Digital resources bring a lot to education, but using them is more difficult than many people think. Sal Khan has triggered a revolution in education, but that has already happened. To build a meaningful framework on top of that to help children learn, a lot more effort needs to be put in than just presenting a film. I am a big sceptic of these proposed revolutions in Polish education, but I don't want to get into any more verbal arguments on social media about it. The interlocutors are probably too often people who know everything better, but unfortunately at least some of them have not been in the classroom for a long time.

Any changes in school should focus on exactly what was mentioned above - that the teacher must act in such a way that the student comes out of the lesson with something concrete. There is a lot of talk about relationships in school, and rightly so, although there are exceptions. Of course, it's better if there's a cool atmosphere in the classroom and we tend to smile at each other, and I never push them too hard. The problem remains how to get the children to develop in THIS SPECIFIC subject. Pedagogy doesn't care, because pedagogues don't graduate in maths or physics. Films can be a gateway to the garden of knowledge, but the child must have the key with them..

And here the very use of the language of numbers or symbols to describe something is a breakthrough (algebra is only introduced in Year 7), which instils fear in the children, an atavistic distance to the unknown. Dealing with this is the whole point of the job of a maths and science teacher, not whether I have managed to go through all kinds of tasks with them. In this respect, even the best teacher-student relationships are not particularly helpful. They are necessary, but not sufficient.

In other words, the methodology of how to successfully teach certain subjects remains mysterious.

We have some achievements here, but they have nothing to do with digital education.

– interview: Magdalena Kawalec-Segond

TVP WEEKLY. Editorial team and jornalists

–Translated by Cezary Korycki

Dr Lech Mankiewicz, Professor at the Polish Academy of Sciences. Physicist and astrophysicist, as well as populariser of natural sciences, for over 20 years associated with the Centre for Theoretical Physics of the Polish Academy of Sciences, which he headed in 2007-19. He is strongly involved in international educational initiatives as the Polish coordinator of the EU-HOU programme (Hands-On Universe, Europe) or as the person responsible for the Polish language version of the global educational portal Khan Academy.
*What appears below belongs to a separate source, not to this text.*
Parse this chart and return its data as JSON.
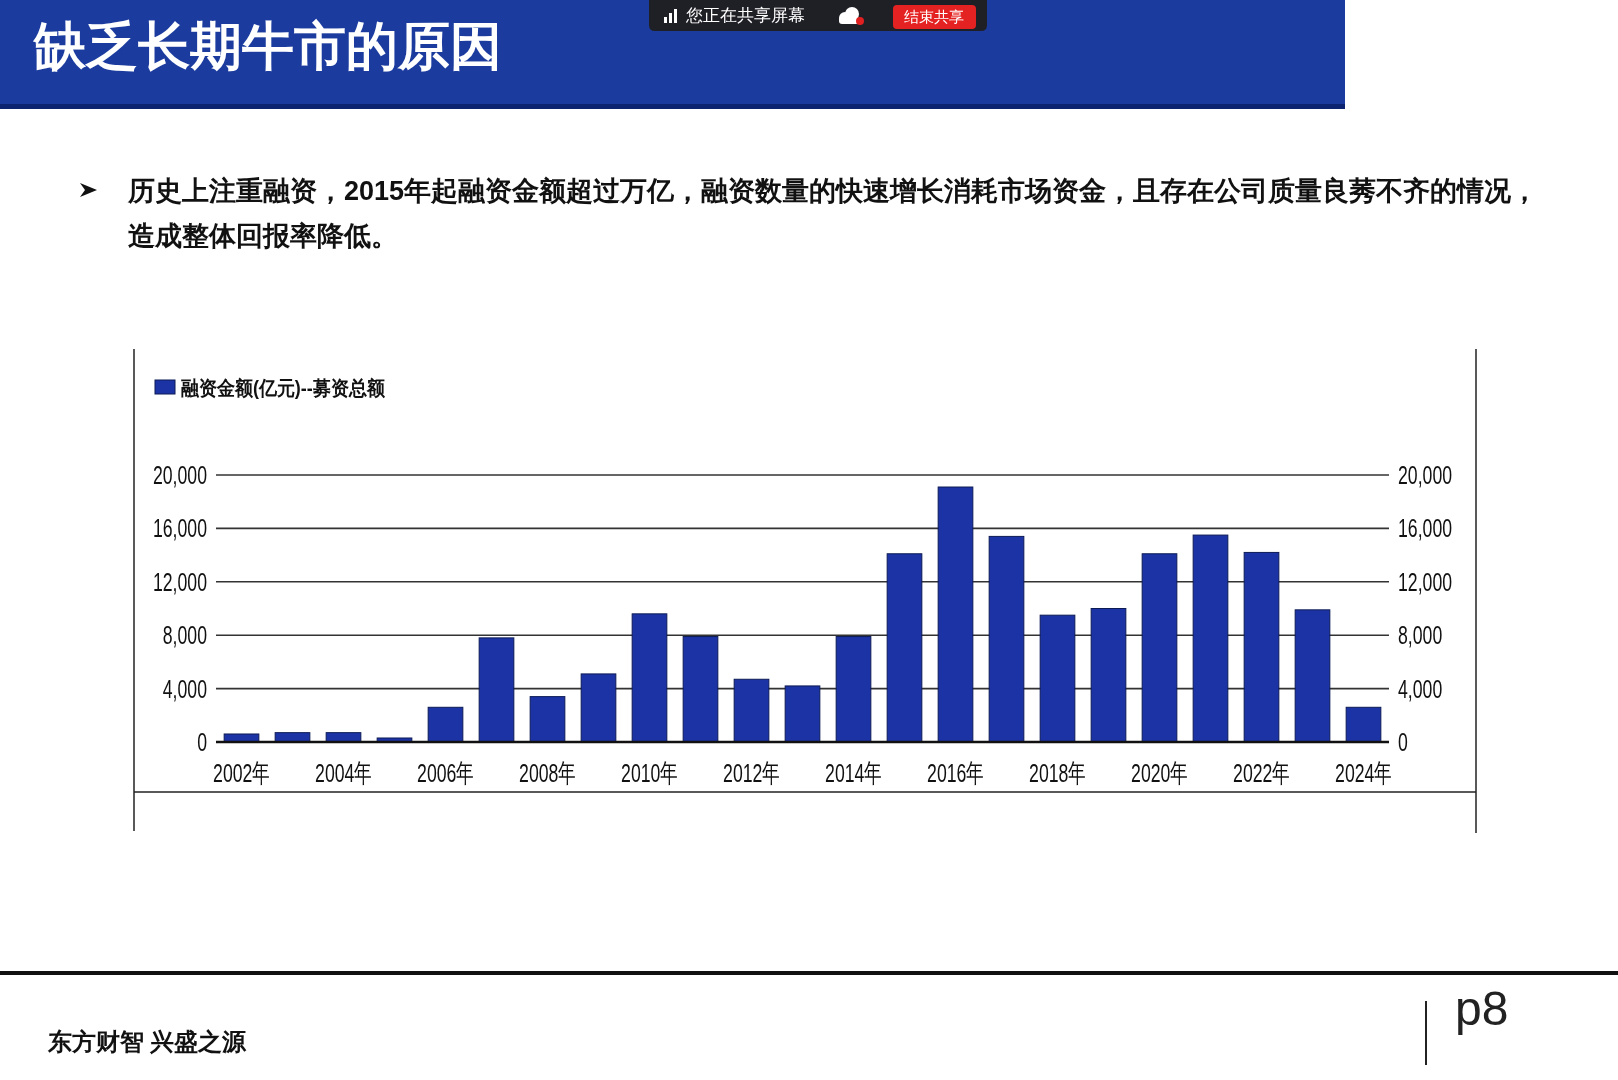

His contribution to the dissemination of astronomical knowledge (e.g. the possibility for students and teachers of Polish schools to conduct their own regular observations of the cosmos as part of the EU-HOU programme) was awarded the Zonn Medal by the Polish Astronomical Society in 2011. Thanks to a suggestion from students participating in the International Asteroid Search Campaigns, the main belt asteroid (279377) 2010 CH1 was named Lechmankiewicz.